Friday, June 19, 2015

A New Venue

At Auburn Village, the condo community I call home, we have a new community manager. This manager is decisively less-cool than the former manager. The former manager allowed me to keep a single application on file with a security deposit to have a standing Sunday afternoon reservation for the local community room. This stable venue allowed me to run week after week of tabletop gaming. The new community manager will not do it, insisting on a new application and a new deposit check every week.

This isn't a huge deal, in the grand scheme of things, but it's a big enough deal to make me start thinking of other viable venues. I want to start hosting tabletop games for the public again soon, so it's time to start looking at my options:

1. My home. With the missus gone, I now have no reason I can't just invite people over and host games right from the comfort of my own home. There are two problems with this, however. Firstly, I only have enough space to comfortably accomodate about four gamers, and my games tend to run five or more, espeically the more popular ones like D&D. Secondly, this would entail opening up my home to strangers. I'm not super-keen on that. I'm not sure if there's any particular concern I have, so much as I'm just generally uncomfortable with the idea. As for the venue's size, I could just run four-player games, I suppose...

2. The Landing.
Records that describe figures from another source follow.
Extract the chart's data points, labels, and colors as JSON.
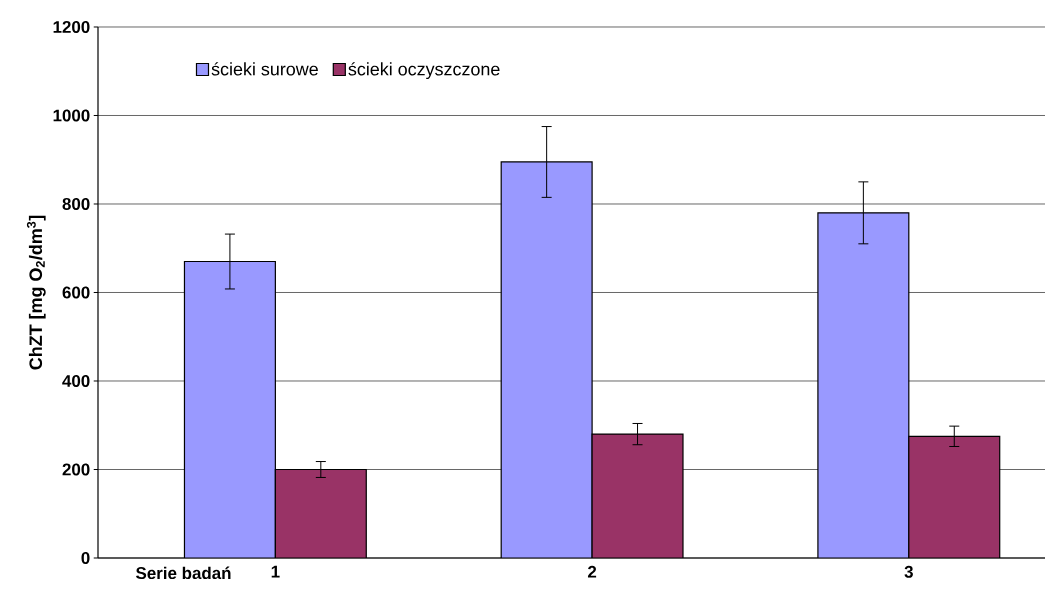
{
  "chart_data": {
    "type": "bar",
    "xlabel": "Serie badań",
    "ylabel": "ChZT [mg O$_{2}$/dm$^{3}$]",
    "categories": [
      "1",
      "2",
      "3"
    ],
    "series": [
      {
        "name": "ścieki surowe",
        "color": "#9999ff",
        "values": [
          670,
          895,
          780
        ],
        "errors": [
          62,
          80,
          70
        ]
      },
      {
        "name": "ścieki oczyszczone",
        "color": "#993366",
        "values": [
          200,
          280,
          275
        ],
        "errors": [
          18,
          24,
          23
        ]
      }
    ],
    "ylim": [
      0,
      1200
    ],
    "yticks": [
      0,
      200,
      400,
      600,
      800,
      1000,
      1200
    ],
    "grid": "y",
    "legend": "top left"
  }
}
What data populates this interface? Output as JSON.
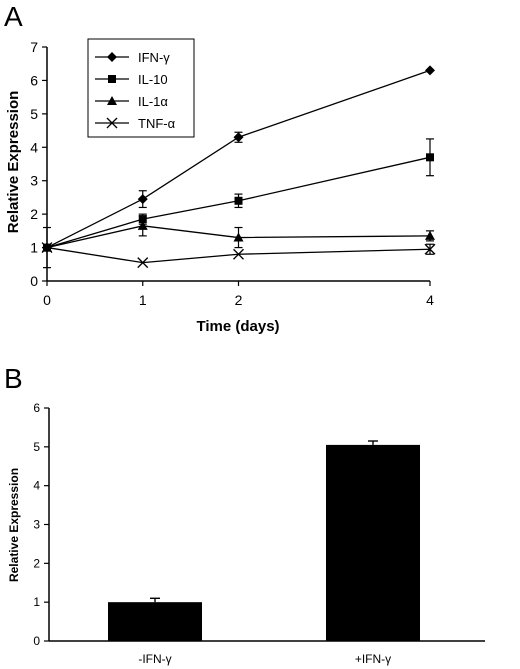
{
  "chart_data": [
    {
      "panel": "A",
      "type": "line",
      "xlabel": "Time (days)",
      "ylabel": "Relative Expression",
      "x": [
        0,
        1,
        2,
        4
      ],
      "xticks": [
        "0",
        "1",
        "2",
        "4"
      ],
      "ylim": [
        0,
        7
      ],
      "yticks": [
        "0",
        "1",
        "2",
        "3",
        "4",
        "5",
        "6",
        "7"
      ],
      "legend_position": "top-left",
      "grid": false,
      "series": [
        {
          "name": "IFN-γ",
          "marker": "diamond",
          "values": [
            1.0,
            2.45,
            4.3,
            6.3
          ],
          "errors": [
            0,
            0.25,
            0.15,
            0
          ]
        },
        {
          "name": "IL-10",
          "marker": "square",
          "values": [
            1.0,
            1.85,
            2.4,
            3.7
          ],
          "errors": [
            0,
            0.15,
            0.2,
            0.55
          ]
        },
        {
          "name": "IL-1α",
          "marker": "triangle",
          "values": [
            1.0,
            1.65,
            1.3,
            1.35
          ],
          "errors": [
            0,
            0.3,
            0.3,
            0.15
          ]
        },
        {
          "name": "TNF-α",
          "marker": "x",
          "values": [
            1.0,
            0.55,
            0.8,
            0.95
          ],
          "errors": [
            0.6,
            0,
            0,
            0.15
          ]
        }
      ]
    },
    {
      "panel": "B",
      "type": "bar",
      "categories": [
        "-IFN-γ",
        "+IFN-γ"
      ],
      "values": [
        1.0,
        5.05
      ],
      "errors": [
        0.1,
        0.1
      ],
      "ylabel": "Relative Expression",
      "xlabel": "",
      "ylim": [
        0,
        6
      ],
      "yticks": [
        "0",
        "1",
        "2",
        "3",
        "4",
        "5",
        "6"
      ],
      "grid": false,
      "bar_color": "#000000"
    }
  ]
}
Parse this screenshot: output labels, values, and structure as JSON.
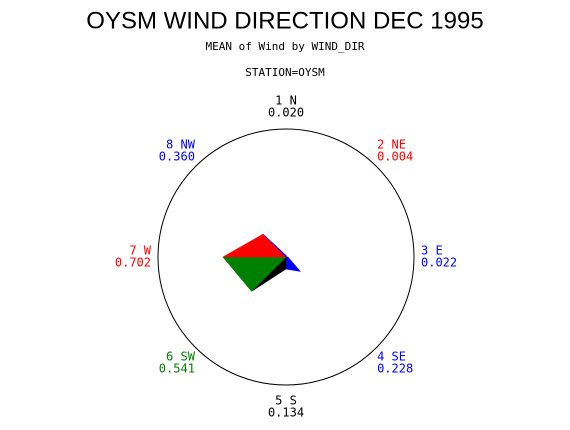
{
  "chart_data": {
    "type": "star",
    "title": "OYSM WIND DIRECTION DEC 1995",
    "subtitle": "MEAN of Wind by WIND_DIR",
    "group_label": "STATION=OYSM",
    "categories": [
      "1 N",
      "2 NE",
      "3 E",
      "4 SE",
      "5 S",
      "6 SW",
      "7 W",
      "8 NW"
    ],
    "values": [
      0.02,
      0.004,
      0.022,
      0.228,
      0.134,
      0.541,
      0.702,
      0.36
    ],
    "value_labels": [
      "0.020",
      "0.004",
      "0.022",
      "0.228",
      "0.134",
      "0.541",
      "0.702",
      "0.360"
    ],
    "colors": [
      "#000000",
      "#ff0000",
      "#0000ff",
      "#0000ff",
      "#000000",
      "#008000",
      "#ff0000",
      "#0000ff"
    ]
  }
}
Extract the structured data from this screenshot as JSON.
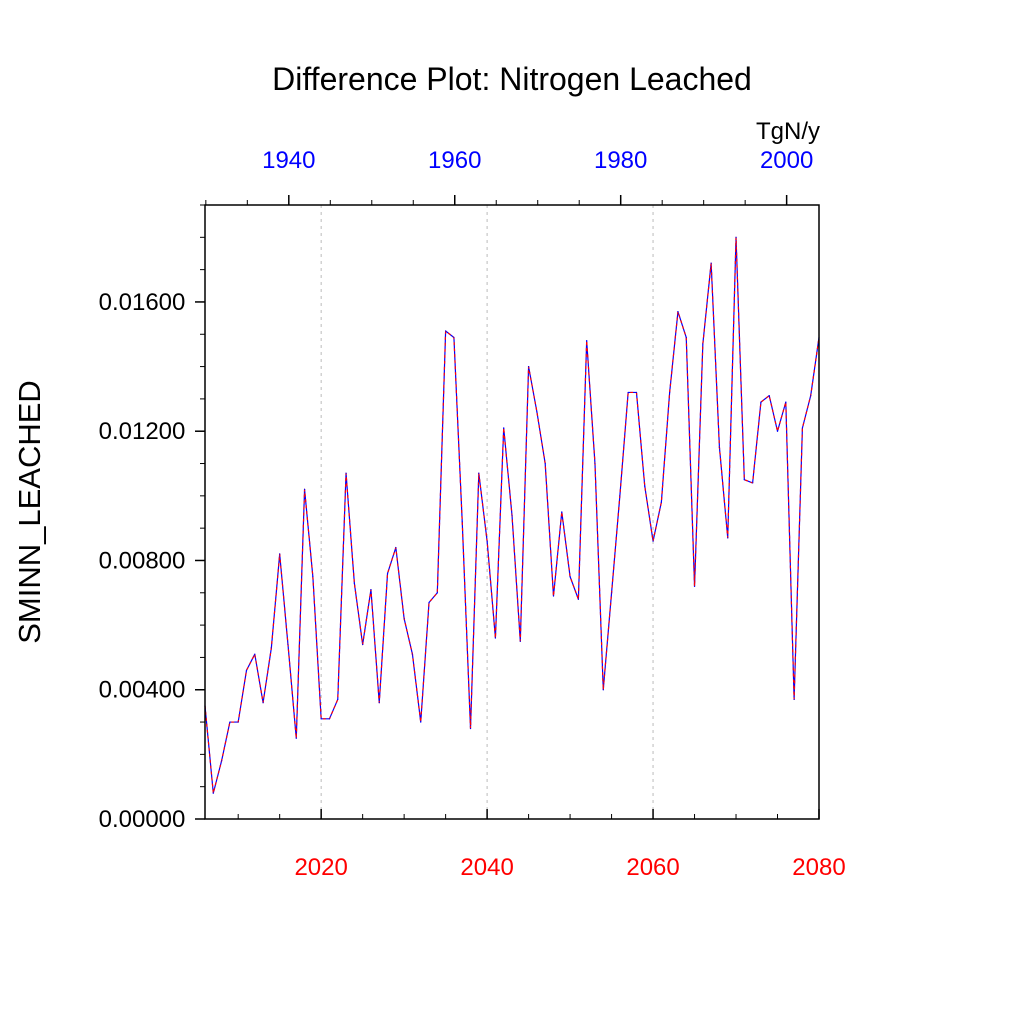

Not far from where I live is a small underground mall. I've written about it before. In this mall is a giant open space with tables and chairs where people are allowed to just sit and hang out. The Friday boardgaming meetups I frequent are held in this area. They require no special permission or anything; you just show up, grab a table, and do your thing. The main advantage here is that the Landing is highly accessible, being connected to the Metro. Also, being in a mall, there is near-instant access to food and drink from a variety of places. And the space issue mentioned above would be a non-issue here. The main disadvantage to the Landing is that it's public. I can't control the space, so if some class fieldtrip happens to be hanging out there (as is often the case on Fridays), the Landing will be loud and its normally-abundant seating may become a premium. Plus, strangers may just wander up to our game, but I'm not actually too worried about that, I love engaging people about the game, anyway. What I may have to do is launch a couple of Sunday afternoon scouting sessions at the Landing over the next couple of weeks and see what kind of atmosphere I can expect. If it is as quiet as it normally is (on non-Fridays, that is) then this could be the best contender.

3. The library. Before the community room, I used to cycle through libraries every Sunday. I'd book a conference room for an event with my "Interactive Fiction Club," then have at it. Libraries are awesome places. I actually really enjoyed going to them. The problem is, every library in the area will not allow a standing reservation, and competition can be really tight sometimes (many a plan has been ruined because of the damn Northern Virginia Knitting Group!) Sometimes, I'd have to juggle several libraries at once to shake loose a reservation; an option no longer feasible to me, without a car. So this option isn't really on the table, except for the one library in walking distance, and that would of course be subject to the availability of whatever rooms they have.

4. The Internet. Tabletop RPGing across the internet has become a big deal over the past several years, for obvious reasons: game with your friends across the world, don't have to leave your home, etc. My problem with this option has always been that doing it face-to-face is just better. Given the choice between an in-person game with affable strangers versus an online game with actual friends, I often would opt for the strangers! But beggars can't be choosers, so maybe its time to actually look into online play as an option. Besides, this would allow me to be able to play with some really great people, anyway.